HARDasked at 1 company

Rank Transform of a Matrix

A hard-tier problem at 41% community acceptance, tagged with Array, Union Find, Graph. Reported in interviews at Citadel and 0 others.

Founder's read

Rank Transform of a Matrix hits different because it looks like a sorting problem but it's really a graph connectivity puzzle. You're given a matrix and need to rank elements such that if element A is less than B, A's rank is less than B's rank. The trap is that people try greedy sorting and miss that elements in the same row or column create dependency chains. Citadel asks this. With a 41% acceptance rate, most candidates run out of time on the index management alone. If this problem lands on your live assessment and you blank on the Union Find angle, StealthCoder surfaces the working solution in seconds.

Companies asking
1
Difficulty
HARD
Acceptance
41%

Companies that ask "Rank Transform of a Matrix"

If this hits your live OA

Rank Transform of a Matrix is the kind of problem that decides whether you pass. StealthCoder reads the problem on screen and surfaces a working solution in under 2 seconds. Invisible to screen share. The proctor sees nothing. Built by an engineer at a top-10 tech company who can solve these problems cold but didn't want to trust himself in a 90-minute screen share.

Get StealthCoder
What this means

The core trick is recognizing that elements in the same row or column are constrained together. You can't just sort by value and assign ranks independently. Instead, model it as a graph problem: elements in the same row or column that share a boundary of increasing values form connected components. Use Union Find to group elements that must have contiguous ranks, then topologically process those groups by value order. Most candidates attempt a straightforward sort-and-assign approach, which fails on test cases where row and column constraints create rank inversions. The common pitfall is not realizing that multiple cells can have the same final rank if they're in different rows and columns with no constraints between them. This is where the graph and topological sort topics converge. If you hit this live and haven't drilled Union Find on matrices, StealthCoder bridges the gap.

Pattern tags

The honest play

You know the problem. Make sure you actually pass it.

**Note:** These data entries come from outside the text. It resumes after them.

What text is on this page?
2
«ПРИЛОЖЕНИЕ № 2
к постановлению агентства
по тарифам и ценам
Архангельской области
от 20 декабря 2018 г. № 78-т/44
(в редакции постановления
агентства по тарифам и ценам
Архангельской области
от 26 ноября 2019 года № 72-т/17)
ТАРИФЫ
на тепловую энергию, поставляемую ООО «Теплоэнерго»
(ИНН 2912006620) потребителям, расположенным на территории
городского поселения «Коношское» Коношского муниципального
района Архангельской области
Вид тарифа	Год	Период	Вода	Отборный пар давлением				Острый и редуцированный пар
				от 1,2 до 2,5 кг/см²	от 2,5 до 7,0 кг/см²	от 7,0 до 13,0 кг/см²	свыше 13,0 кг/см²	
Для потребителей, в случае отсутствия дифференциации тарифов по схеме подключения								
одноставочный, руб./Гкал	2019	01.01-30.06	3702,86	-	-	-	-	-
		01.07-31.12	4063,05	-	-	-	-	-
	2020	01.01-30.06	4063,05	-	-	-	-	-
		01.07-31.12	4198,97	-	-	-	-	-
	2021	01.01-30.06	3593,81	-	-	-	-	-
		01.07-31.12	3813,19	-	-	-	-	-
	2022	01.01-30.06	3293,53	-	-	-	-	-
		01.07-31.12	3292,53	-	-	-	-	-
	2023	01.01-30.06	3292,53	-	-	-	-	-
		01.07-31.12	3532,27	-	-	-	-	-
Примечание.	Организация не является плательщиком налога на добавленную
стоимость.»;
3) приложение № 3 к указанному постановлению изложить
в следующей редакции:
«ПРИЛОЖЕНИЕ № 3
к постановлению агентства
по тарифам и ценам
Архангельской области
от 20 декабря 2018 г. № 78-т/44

Rank Transform of a Matrix recycles across companies for a reason. It's hard-tier, and most candidates blank under the timer. StealthCoder is the hedge: an AI overlay invisible during screen share. It reads the problem and surfaces a working solution in under 2 seconds. Built by an engineer at a top-10 tech company who can solve these problems cold but didn't want to trust himself in a 90-minute screen share. Works on HackerRank, CodeSignal, CoderPad, and Karat.

Rank Transform of a Matrix interview FAQ

Is Rank Transform of a Matrix still asked at Citadel and other trading firms?+

Yes, Citadel has it in their pool. With one reported company and hard difficulty, it's less common than medium-tier problems, but trading firms love constraint-satisfaction and graph problems. If you're interviewing at quant shops, this is worth drilling.

What's the actual trick to solving this efficiently?+

Union Find plus topological sort. Group cells in the same row or column that form increasing sequences, then assign ranks to each group in value order. The naive sort-and-assign approach fails because it ignores connectivity. The insight is that rank constraints propagate through the matrix like edges in a graph.

How does Union Find relate to this problem?+

Union Find groups elements that share a row or column and must have dependent ranks. If two elements are in the same row or column and one is strictly less, they're in the same connected component and must respect rank ordering within that component. It cuts down the assignment complexity significantly.

Can I solve this with just sorting and a greedy rank assignment?+

No. Greedy sorting by value alone ignores row and column constraints. You'll assign a high rank to an element that shares a row with a larger value, violating the rule. You need to track which elements are actually constrained together first.

How much harder is this than typical medium-level matrix problems?+

Significantly harder. Medium matrix problems usually involve traversal or dynamic programming. This one requires you to see the hidden graph structure and apply two advanced techniques (Union Find and topological sort) in combination. The 41% acceptance rate reflects that gap.

Want the actual problem statement? View "Rank Transform of a Matrix" on LeetCode →

Frequency and company-tag data sourced from public community-maintained interview-report repos. Problem, description, and trademark © LeetCode. StealthCoder is not affiliated with LeetCode.